André Guyaux, professeur de littérature française du XIXᵉ siècle à la Faculté des Lettres de Sorbonne Université

La Compagnie des auteurs
59 min

Baudelaire, anticlassique

Baudelaire est le porte-parole d’un courant qui commence un peu avec lui : « l’anticlassique ». La France romantique est néoclassique, elle a une coquetterie avec le baroque et une pensée très forte vers le gothique, mais elle reste fidèle à l’esprit du néoclassicisme, c’est la France de David et d’Ingres. Baudelaire aime bien cela, mais il est extrêmement sensible à d’autres formes de la beauté qu’il trouve notamment dans la peinture.

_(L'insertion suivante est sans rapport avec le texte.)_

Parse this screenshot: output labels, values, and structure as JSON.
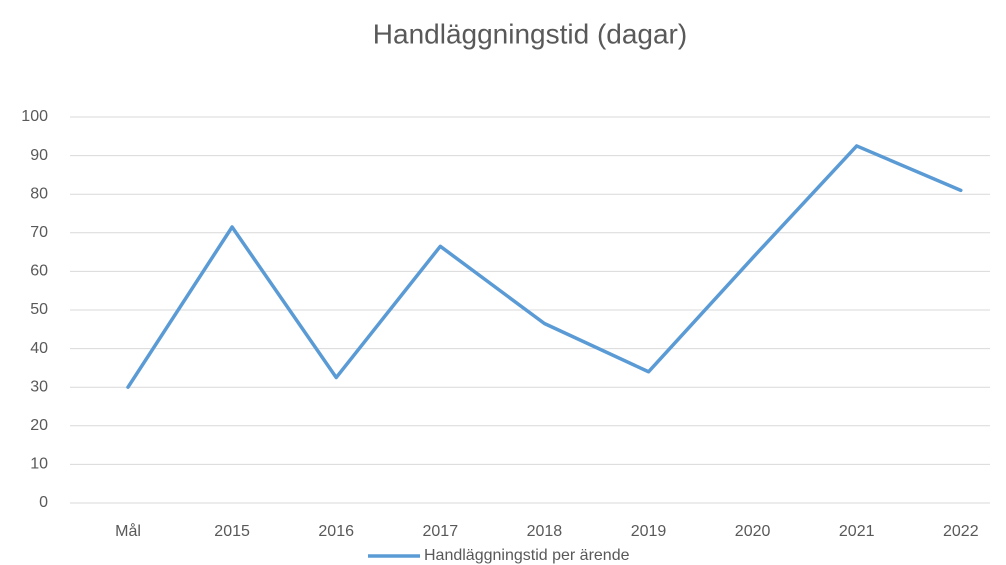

Qu’il trouve dans Delacroix, qu’il trouvera ensuite chez Manet. Dans le poème « Le Phare » tous les artistes cités ont quelque chose de baroque, et c’est eux qu’il désigne parmi « Les Phares », et non Raphaël, ni David. Baudelaire est le fondateur d’une sensibilité vers un peu de laideur dans la beauté. André Guyaux 

Soigner le mal par la beauté

Il y a deux idées qui obsèdent Baudelaire : la beauté et le mal. J’ai l’impression que son idée est de les relier. C’est-à-dire de mettre le mal dans la beauté et de faire en sorte qu’on guérisse le mal par la beauté. Puisque la beauté est la réponse au mal, la seule qui vaille. Il ne voit pas d’autres réponses possibles à ce qui procède du mal : la mélancolie, la souffrance, la persécution etc. que l’art, et l’art c’est la forme de la beauté. André Guyaux

« L’hérésie de l’indissolubilité du vrai, du beau et du bien »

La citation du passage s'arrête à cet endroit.